Friday, February 7, 2014

Emergency energy aid runs low: time-of-need, time-of-use, etc.

After dumping snow, sleet, and freezing rain on Midwestern states Tuesday, the latest winter storm is bringing another blast of cold to the Eastern Seaboard. The recent string of winter storms has sapped the home energy assistance funds used to aid low-income households with utility payments.
State agencies and nonprofits from Vermont to Iowa are struggling to keep up with a rising need for energy assistance as yet another winter storm rumbles across the United States.
...This year's early string of winter storms has sapped the home energy assistance funds used to aid low-income households with utility payments during peak heating or cooling periods. State and local officials are supplementing federal aid with emergency dollars of their own and calling on President Obama to increase funding for the Low Income Home Energy Assistance Program (LIHEAP), the nation's primary source of home heating and cooling assistance.
By no means is this an issue confined to the states described in the full Christian Science Monitor article.



My local television station has reported on the scarce funding for home heating in the region, and Parker Gallant has written on the scarcity of funding for the Ontario Energy Board's Low-income Energy Assistance Program (LEAP).

I doubt those struggling to stay warm are anxious for a price plan that spike prices up during the very expensive market pricing hours, but ...

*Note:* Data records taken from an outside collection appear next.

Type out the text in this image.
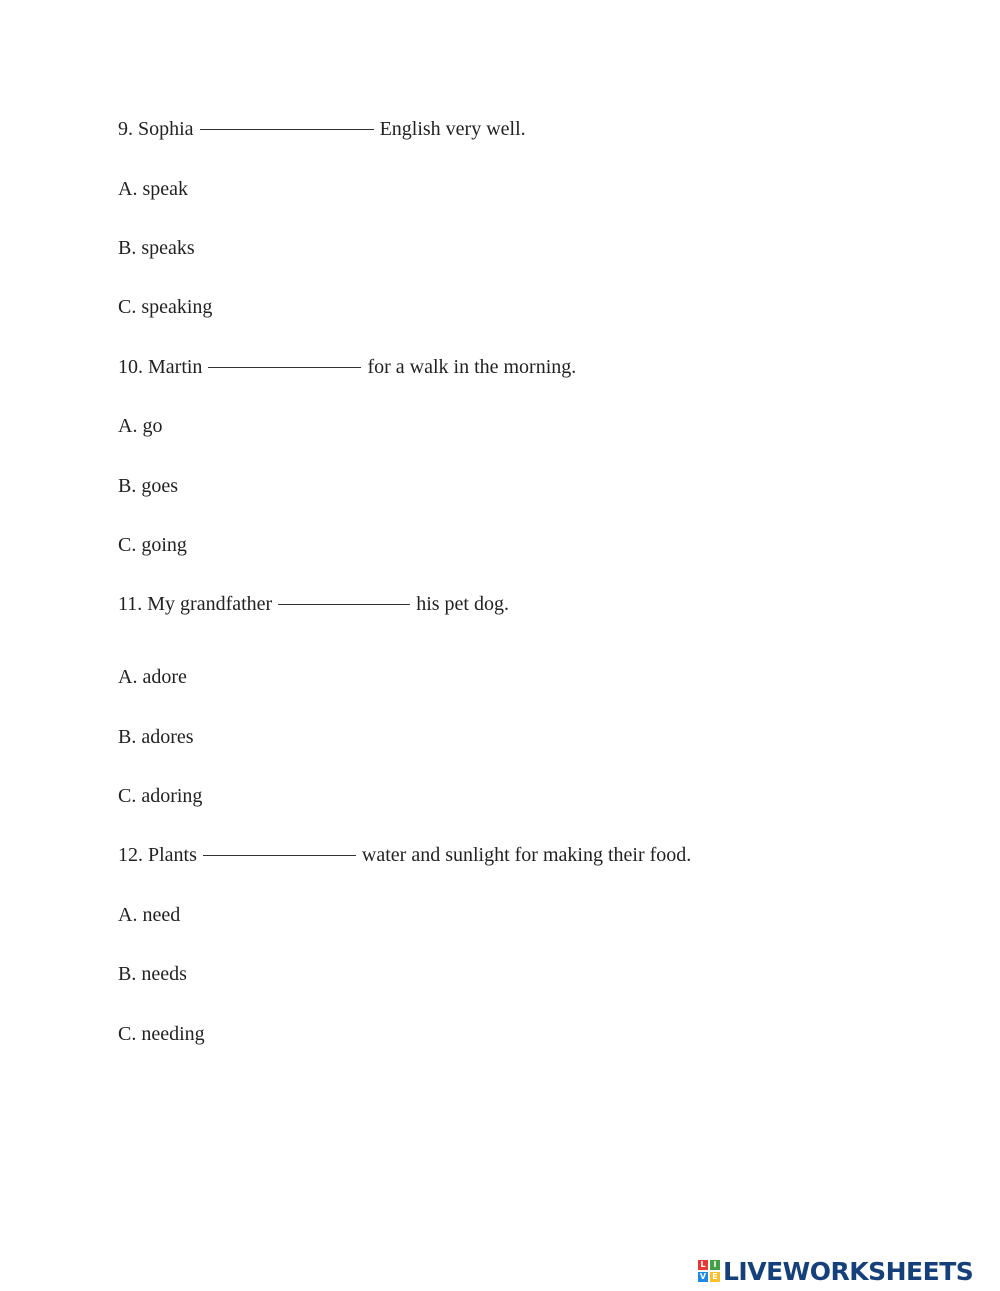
9. Sophia	English very well.
A. speak
B. speaks
C. speaking
10. Martin	for a walk in the morning.
A. go
B. goes
C. going
11. My grandfather	his pet dog.
A. adore
B. adores
C. adoring
12. Plants	water and sunlight for making their food.
A. need
B. needs
C. needing
L I
V E LIVEWORKSHEETS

Small but enthusiastic band of users finds big savings in 'dynamic pricing' | E&E Publishing
Dynamic pricing refers to charging different electricity rates at different times of day to reflect varying costs. The concept is similar to other goods and services.
...the Brattle Group's Faruqui is among those who believe dynamic pricing can provide billions of dollars in benefits. He expects those benefits to increasingly be realized as smart grid infrastructure continues to roll out, eliminating remaining technological barriers, and consumers, utilities and regulators become more comfortable with the idea of variable rates, whether it's only during the weekdays of summer months or year-round.
And, he said, there are additional benefits to be realized, such as helping integrate more intermittent solar and wind power.
While real-time pricing plans offer the greatest rewards -- and risks...
Nice to see a variable pricing article that does note intermittent supply - if only briefly.

Prices can spike for a number of reasons, including a generator suddenly going offline, unexpectedly high demand, or supply issues in a region that you are connected to if they do something silly - like go "all in" on a natural gas bet without getting the infrastructure in place to supply enough fuel for both heating and electricity generation.

Real-time pricing (RTP) need not be a reflection of a singular system's ability to meet its demand; it can provide a service for consumers who wish to take the time to essentially act like negative generators (negawatts).
Which the dumbie's version of dynamic pricing, time-of-use (TOU), does not.

In other areas of the United States - just south of Ontario - at least one utility is applying to go the exact opposite route of dynamic pricing:
Some utilities, notably much of the rest of New York State, forecast the tariff needed to recover wholesale costs on a monthly basis. With the wholesale market for February at record highs, New York's Public Utility Commission has just granted one utility, National Grid, an emergency request to defer a substantial portion of the commodity costs to avoid "significant financial hardship” for customers.
With natural gas, rates are typically set by the utilities a month in advance, and any adjustment to reflect market gains or losses are added onto subsequent months. With insanely cold weather come insanely high gas prices, and while those prices may not be reflected on January utility bills, they will undoubtedly show up in February or March as the utilities trues-up their costs.
If more utilities follow the New York example and ask to defer some of those costs, the pain of high prices will simply be spread around and last until summer.  -The Polar Vortex Wreaks Havoc On Utility Bills
It's not likely many consumers would choose dynamic pricing in either RTP or TOU forms- and neither should be the only choice provided to consumers.